Walking through the gardens to the hotel's reception area where the session would take place, a resort on the edge of town filled withlarge garden and bungalows, I felt at peace immediately. I had no idea what the session would happen in the session, but this had to occur. My only discomfort was the fact that it was about 30 degrees and about 90% humidity. Not a problem, Being sweaty is normal in Bali. Sweating is good for you. Purges the body.
On meeting, we walked over to the centre's treatment rooms. Shervin's space is set up with a treatment table over which tubular bells are set. Some cushions on the floor. A guitar was propped up in the corner.
After an initial chat, what followed was one of the most powerful healing sessions of my life,carried out in the gentlest way. Rather than describe it, Shervin's webpage gives a better run down than I can ever give it justice. By using the bells, tuning forks and a number of other accouterments, stress and pain left my body.
What I wasn't expecting was what went on at the other level - the images that came into my head. I do a lot of meditation, but what came before me was a path up a mountain. I was lead along by the same Blue Ganesha that I'd encountered a few days before. At the top of the mountain was a blue pool in which I bathed. No idea where that came from, but it was most wonderful.
Coming out of the session, the sense of calm was overwhelming. I can't remember feeling so peaceful and centred. It was like walking through the gardens floating on air.
I've not done this session justice here, but there are no words really. When you come into contact with something this special, it really is hard to describe. Two days on and I'm still feeling calm and connected, even after a five hour flight with numerous screaming babies and a muck up with my gin order at the Duty Free (Now resolved - I was not leaving the airport without my Precious).
I feel so very blessed to have been able to do this. I feel blessed to be able to speak of this.

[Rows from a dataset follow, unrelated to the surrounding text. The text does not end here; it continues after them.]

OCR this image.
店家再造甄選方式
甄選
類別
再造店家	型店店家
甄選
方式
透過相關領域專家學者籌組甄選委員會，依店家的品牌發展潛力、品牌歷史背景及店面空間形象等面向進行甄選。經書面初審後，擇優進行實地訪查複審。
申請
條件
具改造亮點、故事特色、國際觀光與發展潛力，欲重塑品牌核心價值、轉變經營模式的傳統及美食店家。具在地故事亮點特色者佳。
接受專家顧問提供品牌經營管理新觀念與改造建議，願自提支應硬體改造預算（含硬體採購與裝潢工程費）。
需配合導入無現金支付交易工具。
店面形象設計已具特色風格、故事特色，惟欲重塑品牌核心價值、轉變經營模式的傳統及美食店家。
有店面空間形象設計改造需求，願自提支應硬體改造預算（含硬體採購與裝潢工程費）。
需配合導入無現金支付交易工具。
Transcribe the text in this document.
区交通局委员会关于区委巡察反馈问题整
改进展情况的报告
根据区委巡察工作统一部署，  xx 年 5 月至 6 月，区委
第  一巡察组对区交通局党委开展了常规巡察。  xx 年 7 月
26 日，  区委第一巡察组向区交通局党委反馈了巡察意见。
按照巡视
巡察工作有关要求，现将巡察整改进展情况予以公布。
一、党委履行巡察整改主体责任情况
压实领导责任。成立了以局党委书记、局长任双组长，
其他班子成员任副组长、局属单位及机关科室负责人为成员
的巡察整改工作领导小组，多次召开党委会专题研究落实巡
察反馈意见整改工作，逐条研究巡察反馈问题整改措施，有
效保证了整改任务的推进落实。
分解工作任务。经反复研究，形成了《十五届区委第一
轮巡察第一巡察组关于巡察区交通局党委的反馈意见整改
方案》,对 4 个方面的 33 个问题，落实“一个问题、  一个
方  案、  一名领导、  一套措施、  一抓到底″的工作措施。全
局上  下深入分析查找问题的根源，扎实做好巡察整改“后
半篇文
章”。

Another thing that came from this session was a more clear sense of purpose, one that I can't shake or put away. It seems my book has come to me. A book on ritual and incorporating ritual into day to day life. Whilst writing this I've been jotting notes down on Scrivener. How do we, as people, get to reincorporate meaningful ritual back into our lives? It feels right. Best go with it. I've been barraged with ideas that haven't stopped coming in. The floodgates of ideas have opened. Now to corral them and get it into being.
Floating back to town, I walked down the road to the back of the Monkey Forest. Monkeys were cavorting on the road. I reminded myself that I was safe and that no harm would come to me - they're just monkeys - it's a bit like meeting up with a kangaroo or wombat at home, the only difference is that a kangaroo won't steal your camera or try to find bugs in your hair.
I hope this state of grace remains. To be able to find this sense of peace and grounding is a blessing in itself.